Not everything goes according to plan - lessons learned from a failed supersonic attempt
Named for a particle that can travel faster than light in some materials, Muon began with a dream to break the sound barrier with a Level 1 rocket. However, that goal in and of itself isn't terribly hard - just put a tube around a rocket motor and accept your fate of never seeing the rocket again. I didn't want to settle for that. So Muon grew into a first attempt at the dual-separation dual-deploy later successfuly demonstrated on Photon.
Launch day did not proceed according to plan. Despite a stunning takeoff and a near perfectly straight flight (even with hand-aligned fins!), near the end of the burn, Muon's thin cardboard walls gave out. The rocket flexed, then shattered into a thousand shards.
The project began with assembling the flight computer. The single, critical flight computer on Muon was just one of the several questionable decisions I made on this rocket. However, I learned a valuable skill in assembling the near-microscopic components of the flight computer, and testing it to ensure that it fired all pyro channels properly.
Muon's fins and aerostructure also represented a new skill: laser-cutting custom structures for use on rockets. The fins were custom designed for maximum performance and lasercut from plywood.
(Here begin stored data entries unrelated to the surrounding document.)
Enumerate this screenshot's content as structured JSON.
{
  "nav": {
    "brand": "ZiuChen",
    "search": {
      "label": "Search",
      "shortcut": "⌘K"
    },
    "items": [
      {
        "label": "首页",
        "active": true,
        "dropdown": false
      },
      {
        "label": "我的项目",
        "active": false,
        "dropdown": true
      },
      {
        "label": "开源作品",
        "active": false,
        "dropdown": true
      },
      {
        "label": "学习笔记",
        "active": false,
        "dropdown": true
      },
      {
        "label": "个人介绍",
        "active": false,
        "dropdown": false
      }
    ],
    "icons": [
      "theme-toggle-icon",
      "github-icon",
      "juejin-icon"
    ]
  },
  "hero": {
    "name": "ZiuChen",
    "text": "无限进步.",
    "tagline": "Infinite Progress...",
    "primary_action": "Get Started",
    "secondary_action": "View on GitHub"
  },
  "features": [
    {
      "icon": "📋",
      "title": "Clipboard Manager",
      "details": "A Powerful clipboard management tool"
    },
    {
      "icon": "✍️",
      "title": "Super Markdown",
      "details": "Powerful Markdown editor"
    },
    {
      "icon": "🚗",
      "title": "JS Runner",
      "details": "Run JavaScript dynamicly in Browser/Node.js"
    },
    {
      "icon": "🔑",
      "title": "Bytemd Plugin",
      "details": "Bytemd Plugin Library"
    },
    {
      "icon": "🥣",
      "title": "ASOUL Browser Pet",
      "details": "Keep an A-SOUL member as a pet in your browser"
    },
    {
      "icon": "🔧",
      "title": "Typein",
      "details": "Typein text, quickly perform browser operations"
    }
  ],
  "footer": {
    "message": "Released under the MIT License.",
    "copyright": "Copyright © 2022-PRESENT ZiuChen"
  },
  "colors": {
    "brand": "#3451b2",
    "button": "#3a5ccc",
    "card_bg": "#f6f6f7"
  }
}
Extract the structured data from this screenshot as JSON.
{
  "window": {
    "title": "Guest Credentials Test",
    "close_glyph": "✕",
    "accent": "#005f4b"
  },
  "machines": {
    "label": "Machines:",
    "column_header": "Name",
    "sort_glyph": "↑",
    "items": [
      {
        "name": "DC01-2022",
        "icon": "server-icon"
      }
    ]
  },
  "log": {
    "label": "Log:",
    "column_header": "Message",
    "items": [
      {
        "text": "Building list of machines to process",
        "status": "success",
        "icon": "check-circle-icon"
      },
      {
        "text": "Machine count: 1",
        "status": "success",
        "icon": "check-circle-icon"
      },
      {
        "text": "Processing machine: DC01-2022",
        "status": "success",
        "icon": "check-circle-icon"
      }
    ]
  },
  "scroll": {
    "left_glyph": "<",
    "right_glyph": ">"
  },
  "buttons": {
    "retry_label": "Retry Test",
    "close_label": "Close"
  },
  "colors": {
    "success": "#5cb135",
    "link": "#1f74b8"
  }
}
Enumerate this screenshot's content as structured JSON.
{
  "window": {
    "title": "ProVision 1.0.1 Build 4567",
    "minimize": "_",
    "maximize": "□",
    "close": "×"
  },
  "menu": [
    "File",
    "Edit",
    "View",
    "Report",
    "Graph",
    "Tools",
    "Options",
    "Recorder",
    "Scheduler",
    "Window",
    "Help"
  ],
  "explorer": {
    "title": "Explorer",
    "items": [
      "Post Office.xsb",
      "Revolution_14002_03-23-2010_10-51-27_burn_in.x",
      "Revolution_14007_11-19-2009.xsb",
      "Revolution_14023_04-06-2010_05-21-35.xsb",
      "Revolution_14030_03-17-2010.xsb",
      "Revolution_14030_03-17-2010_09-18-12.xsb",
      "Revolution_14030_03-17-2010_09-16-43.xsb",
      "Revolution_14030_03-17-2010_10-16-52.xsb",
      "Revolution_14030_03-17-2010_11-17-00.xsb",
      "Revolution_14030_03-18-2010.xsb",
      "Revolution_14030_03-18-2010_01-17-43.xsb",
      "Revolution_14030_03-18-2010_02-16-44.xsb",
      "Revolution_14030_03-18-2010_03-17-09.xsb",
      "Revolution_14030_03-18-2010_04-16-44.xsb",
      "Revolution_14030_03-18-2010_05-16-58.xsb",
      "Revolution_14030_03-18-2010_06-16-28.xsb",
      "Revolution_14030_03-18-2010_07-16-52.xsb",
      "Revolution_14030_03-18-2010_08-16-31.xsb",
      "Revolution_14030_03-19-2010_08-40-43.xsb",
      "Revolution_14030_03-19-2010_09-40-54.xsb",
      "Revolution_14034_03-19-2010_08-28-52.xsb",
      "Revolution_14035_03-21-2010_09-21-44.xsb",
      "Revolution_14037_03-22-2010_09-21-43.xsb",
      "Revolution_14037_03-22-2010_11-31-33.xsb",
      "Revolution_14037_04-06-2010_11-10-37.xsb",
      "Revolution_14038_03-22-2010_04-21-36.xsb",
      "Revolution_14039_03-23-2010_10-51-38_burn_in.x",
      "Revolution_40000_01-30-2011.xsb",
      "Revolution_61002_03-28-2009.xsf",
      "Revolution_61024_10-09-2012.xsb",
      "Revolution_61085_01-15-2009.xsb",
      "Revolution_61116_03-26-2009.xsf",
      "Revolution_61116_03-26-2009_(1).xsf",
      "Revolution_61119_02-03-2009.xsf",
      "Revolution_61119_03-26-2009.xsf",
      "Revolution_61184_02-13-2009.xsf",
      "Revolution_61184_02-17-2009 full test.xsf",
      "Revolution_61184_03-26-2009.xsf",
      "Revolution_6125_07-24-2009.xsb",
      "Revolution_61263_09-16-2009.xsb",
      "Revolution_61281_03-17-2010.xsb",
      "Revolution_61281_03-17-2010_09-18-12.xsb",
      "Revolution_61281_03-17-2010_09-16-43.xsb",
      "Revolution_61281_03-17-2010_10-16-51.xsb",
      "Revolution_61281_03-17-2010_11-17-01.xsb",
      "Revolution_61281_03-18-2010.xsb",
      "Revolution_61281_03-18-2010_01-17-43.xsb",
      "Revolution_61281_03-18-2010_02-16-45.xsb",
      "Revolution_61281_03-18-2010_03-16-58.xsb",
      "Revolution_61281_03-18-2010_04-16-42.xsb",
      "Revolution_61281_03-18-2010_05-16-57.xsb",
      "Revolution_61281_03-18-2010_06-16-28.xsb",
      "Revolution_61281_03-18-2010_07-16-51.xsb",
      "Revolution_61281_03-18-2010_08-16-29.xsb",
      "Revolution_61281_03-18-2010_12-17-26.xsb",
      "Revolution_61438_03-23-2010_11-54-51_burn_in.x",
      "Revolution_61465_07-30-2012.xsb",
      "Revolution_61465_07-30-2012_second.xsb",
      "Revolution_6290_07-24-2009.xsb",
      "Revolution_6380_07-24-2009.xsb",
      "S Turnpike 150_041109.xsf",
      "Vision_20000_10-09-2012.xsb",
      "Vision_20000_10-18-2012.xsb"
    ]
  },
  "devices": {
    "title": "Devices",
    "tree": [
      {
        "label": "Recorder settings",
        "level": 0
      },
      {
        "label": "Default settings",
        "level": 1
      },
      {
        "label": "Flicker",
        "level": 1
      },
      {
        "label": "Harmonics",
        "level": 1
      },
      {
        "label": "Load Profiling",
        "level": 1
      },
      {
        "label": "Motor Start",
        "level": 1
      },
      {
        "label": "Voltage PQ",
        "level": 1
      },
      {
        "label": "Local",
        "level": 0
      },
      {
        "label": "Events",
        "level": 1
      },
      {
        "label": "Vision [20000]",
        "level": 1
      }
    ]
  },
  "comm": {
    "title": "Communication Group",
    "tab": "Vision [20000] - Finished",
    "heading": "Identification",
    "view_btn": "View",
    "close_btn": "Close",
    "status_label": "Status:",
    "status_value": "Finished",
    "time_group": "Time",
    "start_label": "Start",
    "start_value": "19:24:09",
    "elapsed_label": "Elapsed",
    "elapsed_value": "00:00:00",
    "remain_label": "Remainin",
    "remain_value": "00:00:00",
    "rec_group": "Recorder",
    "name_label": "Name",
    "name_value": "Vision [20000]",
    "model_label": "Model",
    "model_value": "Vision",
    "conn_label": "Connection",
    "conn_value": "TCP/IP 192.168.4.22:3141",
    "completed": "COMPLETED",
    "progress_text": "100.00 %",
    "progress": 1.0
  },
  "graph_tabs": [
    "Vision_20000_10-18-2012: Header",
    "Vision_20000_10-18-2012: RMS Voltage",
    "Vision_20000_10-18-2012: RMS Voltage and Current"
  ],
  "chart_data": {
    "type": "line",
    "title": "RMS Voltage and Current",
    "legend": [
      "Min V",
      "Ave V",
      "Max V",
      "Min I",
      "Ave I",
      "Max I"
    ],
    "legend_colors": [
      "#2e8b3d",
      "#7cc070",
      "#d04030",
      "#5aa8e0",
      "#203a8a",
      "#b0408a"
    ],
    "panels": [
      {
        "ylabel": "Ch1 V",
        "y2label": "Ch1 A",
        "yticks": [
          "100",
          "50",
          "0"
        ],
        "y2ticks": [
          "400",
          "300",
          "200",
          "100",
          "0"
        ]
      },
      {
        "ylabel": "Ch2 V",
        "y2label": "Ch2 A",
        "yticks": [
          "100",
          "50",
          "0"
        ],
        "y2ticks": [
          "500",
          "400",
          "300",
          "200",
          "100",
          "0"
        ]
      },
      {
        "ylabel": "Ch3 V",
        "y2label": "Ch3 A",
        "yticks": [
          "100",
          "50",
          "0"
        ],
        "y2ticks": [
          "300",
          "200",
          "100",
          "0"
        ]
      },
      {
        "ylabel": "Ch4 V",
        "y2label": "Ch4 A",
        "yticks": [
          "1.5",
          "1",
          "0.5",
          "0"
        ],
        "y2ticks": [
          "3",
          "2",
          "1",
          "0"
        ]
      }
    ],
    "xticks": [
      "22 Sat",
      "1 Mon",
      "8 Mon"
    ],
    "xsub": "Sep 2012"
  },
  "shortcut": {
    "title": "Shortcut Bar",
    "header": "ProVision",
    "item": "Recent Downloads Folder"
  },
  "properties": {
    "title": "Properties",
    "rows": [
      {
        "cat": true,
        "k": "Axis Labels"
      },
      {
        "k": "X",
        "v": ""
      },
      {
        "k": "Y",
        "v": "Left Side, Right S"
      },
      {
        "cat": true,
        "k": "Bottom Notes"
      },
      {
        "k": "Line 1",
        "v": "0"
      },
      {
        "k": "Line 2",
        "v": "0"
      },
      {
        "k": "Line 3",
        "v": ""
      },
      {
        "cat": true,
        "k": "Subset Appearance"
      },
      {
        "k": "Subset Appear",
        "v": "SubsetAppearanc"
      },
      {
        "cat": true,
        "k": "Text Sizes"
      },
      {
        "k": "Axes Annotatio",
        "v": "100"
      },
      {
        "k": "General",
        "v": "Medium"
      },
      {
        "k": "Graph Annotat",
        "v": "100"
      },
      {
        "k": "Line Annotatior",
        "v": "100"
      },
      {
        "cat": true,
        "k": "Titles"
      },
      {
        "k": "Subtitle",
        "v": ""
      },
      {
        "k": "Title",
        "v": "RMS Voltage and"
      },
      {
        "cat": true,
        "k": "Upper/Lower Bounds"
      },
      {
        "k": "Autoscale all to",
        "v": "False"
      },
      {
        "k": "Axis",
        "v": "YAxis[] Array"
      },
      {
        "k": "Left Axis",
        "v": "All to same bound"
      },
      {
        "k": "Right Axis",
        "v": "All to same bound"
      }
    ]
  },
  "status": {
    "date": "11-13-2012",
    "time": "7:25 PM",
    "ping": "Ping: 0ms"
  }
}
On the aft centering ring, the phrase "DARE MIGHTY THINGS" is engraved. That quote, from Theodore Roosevelt, proved particularly apt on launch day.
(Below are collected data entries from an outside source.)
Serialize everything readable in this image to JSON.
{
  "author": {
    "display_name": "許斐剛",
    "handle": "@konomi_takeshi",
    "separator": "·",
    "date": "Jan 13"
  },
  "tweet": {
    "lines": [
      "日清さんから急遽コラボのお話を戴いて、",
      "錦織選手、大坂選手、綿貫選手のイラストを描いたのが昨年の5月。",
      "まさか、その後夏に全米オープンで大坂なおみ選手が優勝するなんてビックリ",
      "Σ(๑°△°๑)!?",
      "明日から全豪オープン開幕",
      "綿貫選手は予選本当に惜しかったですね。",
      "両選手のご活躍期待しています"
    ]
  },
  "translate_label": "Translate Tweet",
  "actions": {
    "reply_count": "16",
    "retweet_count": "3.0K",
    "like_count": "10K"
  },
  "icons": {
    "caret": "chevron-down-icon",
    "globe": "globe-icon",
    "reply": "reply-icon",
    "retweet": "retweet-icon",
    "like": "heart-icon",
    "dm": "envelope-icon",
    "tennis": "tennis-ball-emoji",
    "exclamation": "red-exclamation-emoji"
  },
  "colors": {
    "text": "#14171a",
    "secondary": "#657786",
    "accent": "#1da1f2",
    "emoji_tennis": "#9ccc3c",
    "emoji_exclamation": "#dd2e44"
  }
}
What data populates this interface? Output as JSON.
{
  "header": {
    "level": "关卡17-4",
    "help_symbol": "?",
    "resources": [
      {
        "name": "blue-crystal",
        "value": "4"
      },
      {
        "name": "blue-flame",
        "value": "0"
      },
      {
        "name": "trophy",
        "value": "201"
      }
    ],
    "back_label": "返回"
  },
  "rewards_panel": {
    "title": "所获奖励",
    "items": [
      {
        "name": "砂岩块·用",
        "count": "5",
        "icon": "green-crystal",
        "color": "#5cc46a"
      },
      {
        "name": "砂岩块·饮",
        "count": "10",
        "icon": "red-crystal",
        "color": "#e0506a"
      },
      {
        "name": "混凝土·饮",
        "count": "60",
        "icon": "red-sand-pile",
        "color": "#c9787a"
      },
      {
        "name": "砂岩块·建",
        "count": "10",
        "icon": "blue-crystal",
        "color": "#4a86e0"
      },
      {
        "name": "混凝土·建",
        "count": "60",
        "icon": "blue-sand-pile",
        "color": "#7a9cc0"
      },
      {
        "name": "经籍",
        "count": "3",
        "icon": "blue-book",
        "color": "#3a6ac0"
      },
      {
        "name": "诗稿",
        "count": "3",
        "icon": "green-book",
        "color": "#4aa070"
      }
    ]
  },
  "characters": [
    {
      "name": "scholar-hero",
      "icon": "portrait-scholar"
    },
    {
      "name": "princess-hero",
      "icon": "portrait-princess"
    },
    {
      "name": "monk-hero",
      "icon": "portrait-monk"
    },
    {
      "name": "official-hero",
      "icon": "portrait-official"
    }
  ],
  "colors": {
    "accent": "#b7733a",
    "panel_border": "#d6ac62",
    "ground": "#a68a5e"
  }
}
Launch day didn't exactly go according to plan. The rocket had a beautiful takeoff, flying straight and true (in spite of a hand-aligned fin section!)...for about one second. In the last few moments of the engine burn, the rocket flexed, turned, and then shredded into a thousand tiny shards.
Rocket confetti rained down on the FAR site. I managed to recover the nose cone, and the fin can, miraculously still intact, got returned to me a few months later. From those pieces and the grainy footage, I was able to piece together what happened. The nose of Muon flexed, making the airframe act like a control surface to pitch the entire rocket horizontally while near top-speed. This rotation was so violent that the centrifugal force was enough to back the motor mount out of its laminated outer coating and push it a good chunk of the way out the back of the rocket.
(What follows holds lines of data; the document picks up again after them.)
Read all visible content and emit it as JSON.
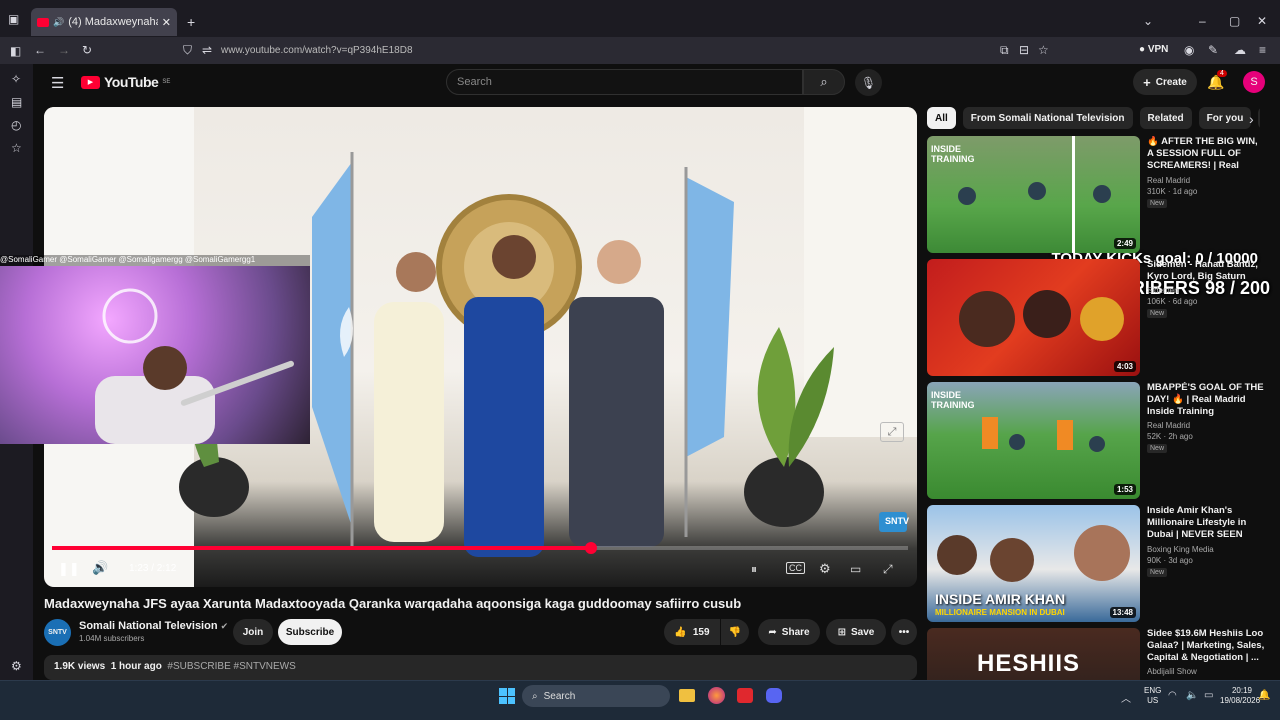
{
  "browser": {
    "tab_title": "(4) Madaxweynaha JFS ayaa",
    "url": "www.youtube.com/watch?v=qP394hE18D8",
    "vpn_label": "VPN",
    "ext_badge": "4"
  },
  "youtube": {
    "logo": "YouTube",
    "logo_region": "SE",
    "search_placeholder": "Search",
    "create_label": "Create",
    "notif_count": "4",
    "avatar_letter": "S"
  },
  "video": {
    "time_display": "1:23 / 2:12",
    "progress_fraction": 0.63,
    "title": "Madaxweynaha JFS ayaa Xarunta Madaxtooyada Qaranka warqadaha aqoonsiga kaga guddoomay safiirro cusub",
    "channel_name": "Somali National Television",
    "channel_avatar_text": "SNTV",
    "subscribers": "1.04M subscribers",
    "join_label": "Join",
    "subscribe_label": "Subscribe",
    "like_count": "159",
    "share_label": "Share",
    "save_label": "Save",
    "views": "1.9K views",
    "time_ago": "1 hour ago",
    "hashtags": "#SUBSCRIBE #SNTVNEWS",
    "watermark": "SNTV"
  },
  "stream_overlay": {
    "socials": "@SomaliGamer  @SomaliGamer  @Somaligamergg  @SomaliGamergg1",
    "goal_kicks": "TODAY KICKs goal: 0 / 10000",
    "goal_subs": "SUBSCRIBERS 98 / 200"
  },
  "chips": [
    "All",
    "From Somali National Television",
    "Related",
    "For you",
    "R"
  ],
  "recommendations": [
    {
      "title": "🔥 AFTER THE BIG WIN, A SESSION FULL OF SCREAMERS! | Real Madrid",
      "channel": "Real Madrid",
      "stats": "310K · 1d ago",
      "badge": "New",
      "duration": "2:49",
      "thumb_text": "INSIDE TRAINING"
    },
    {
      "title": "Sidemen - Hanad Bandz, Kyro Lord, Big Saturn",
      "channel": "Sidemen",
      "stats": "106K · 6d ago",
      "badge": "New",
      "duration": "4:03",
      "thumb_text": ""
    },
    {
      "title": "MBAPPÉ'S GOAL OF THE DAY! 🔥 | Real Madrid Inside Training",
      "channel": "Real Madrid",
      "stats": "52K · 2h ago",
      "badge": "New",
      "duration": "1:53",
      "thumb_text": "INSIDE TRAINING"
    },
    {
      "title": "Inside Amir Khan's Millionaire Lifestyle in Dubai | NEVER SEEN BEFORE! | Boxing Kin...",
      "channel": "Boxing King Media",
      "stats": "90K · 3d ago",
      "badge": "New",
      "duration": "13:48",
      "thumb_text": "INSIDE AMIR KHAN",
      "thumb_sub": "MILLIONAIRE MANSION IN DUBAI"
    },
    {
      "title": "Sidee $19.6M Heshiis Loo Galaa? | Marketing, Sales, Capital & Negotiation | ...",
      "channel": "Abdijalil Show",
      "stats": "",
      "badge": "",
      "duration": "",
      "thumb_text": "HESHIIS"
    }
  ],
  "taskbar": {
    "search_label": "Search",
    "lang": "ENG",
    "region": "US",
    "time": "20:19",
    "date": "19/08/2026"
  },
  "colors": {
    "accent": "#ff0033",
    "bg": "#0f0f0f",
    "flag": "#7fb6e6"
  }
}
Despite the dramatic failure, Muon taught me a lot. The surface mount and lasercutting skills have been directly applied to virtually every rocket project I've worked on since. And more than that, I learned resilience. I learned to take failures in stride and roll with the punches. The full quote from President Roosevelt reads "Far better it is to dare mighty things, to win glorious triumphs, even though checkered by failure, than to rank with those poor spirits who neither enjoy nor suffer much, because they live in the gray twilight that knows not victory nor defeat." Being checkered by failure is a critical element of winning those glorious triumphs. And for that, I'm glad I built Muon, and I'm proud of the wreckage of it every time I see it.